Although it’s generally agreed that Obama’s inauguration speech was “not much”’ as Commentary’s editor John Podhoretz wrote, I still want to delve into one of the main theses of this speech:
To the people of poor nations, we pledge to work alongside you to make your farms flourish and let clean waters flow; to nourish starved bodies and feed hungry minds. And to those nations like ours that enjoy relative plenty, we say we can no longer afford indifference to suffering outside our borders; nor can we consume the world’s resources without regard to effect. For the world has changed, and we must change with it.
I don’t think many serious people will argue that doing good for the world is, well, good. That feeding the hungry, if possible, is desirable. It is also not a novelty to espouse the Wilsonian message of the need not to be indifferent “to suffering outside our borders” (it’s called “Wilsonian” for a reason).
But I’d like to take issue with the last sentence of this paragraph, because I think that at the end of the day it all comes down to this: has the world really changed? And if it did, how?
Obama didn’t elaborate on this “change” assertions – he similarly avoided explaining his message of “change” during the campaign. It is essential to understand what kind of change Obama sees in the world, since he builds around it his call for America “to change with it”. How can one adapt oneself to changes around the world, when one doesn’t understand how the world has changed?
Like many leaders before him, Obama crafted a message to the crowds, and like many before him he tends to see the world as if everything has started afresh when he was elected. The world has changed when the first Bush was in office (end of the Soviet Empire). It has changed under Clinton (the internet), it has changed under the second Bush (9/11) – and going backwards we can easily find changes in every term of every president. Some bigger changes, some smaller changes. We see them as they happen, and we try to figure out what impact they will have in the future, and we try to adapt accordingly, sometimes successfully, sometimes less so.
The problem I have with Obama’s message is that I don’t know what change in the world he talks about. It must be something new – otherwise, why would Obama bother talking about things that we already know. And it must be something related to changes in other countries that also require change in American behavior – that’s the whole point of mentioning it.
I can try and guess what he means: maybe it’s really the war on terror, and his assumption that making the world safer will only be possible if other nations are more prosperous and less hungry. This is also an idea as old as the American republic – almost a cliché – and it’s also a matter for debate: it is not really clear whether prosperous countries are inherently less dangerous to the world than poor ones. Case in point: Iran. Case in point: Saudi Arabia. Of course, one can also find less well to do environments serving as fertile ground for despair and terror: Somalia, Afghanistan, Gaza, Egypt.

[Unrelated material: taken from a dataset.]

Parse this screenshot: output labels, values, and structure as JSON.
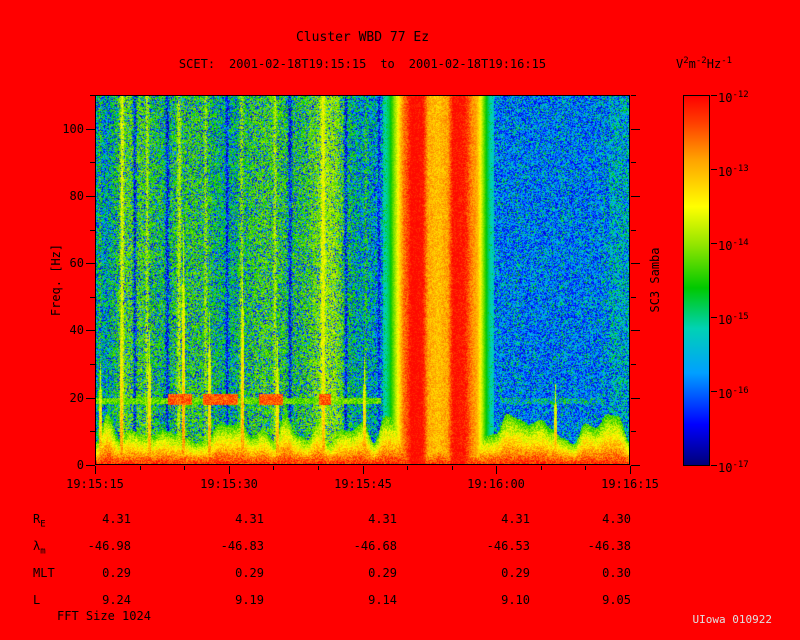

But since both prosperous areas and not-so-prosperous areas serve as launching pad to terrorists and agents of instability, one has to ask oneself if it’s really the hunger, or something else that makes the world dangerous. A reasonable conclusion – also not new – is that the real reason for such diseases is lack of democracy and corrupt leadership or chaotic atmosphere. Gaza – leadership which doesn’t care about the people. Somalia – no leadership. Afghanistan – same. Egypt – autocratic regime. Etc Etc.
And of course, this doesn’t mean that feeding the hungry can’t be an end of itself for many other reasons. Reasons mainly categorized as “idealistic” rather than “pragmatic”. That’s why I always thought that Obama’s message of pragmatic government – Hillary Clinton called it – has limits. As I wrote here:
[A]t the end of January, when the Obama administration has to start making decisions, its pragmatism will only help if there’s a framework of ideas and beliefs guiding it toward the right decisions. It is the pragmatic means that Obama hopes to be able to use–but there also has to be an end.
If Obama’s idealism is one that’s guiding him toward feeding the hungry around the world – I’m all for it. However, the world hasn’t changed in that respect, and if it did, it’s probably for the better: less hungry today than it was yesterday. But if Obama is trying to tell us that feeding the hungry will be the way with which he intends to fight dangerous, bad people – there’s reason to doubt the receipt, and even in these days of justified but rather mind-numbing celebration — also worry about the future.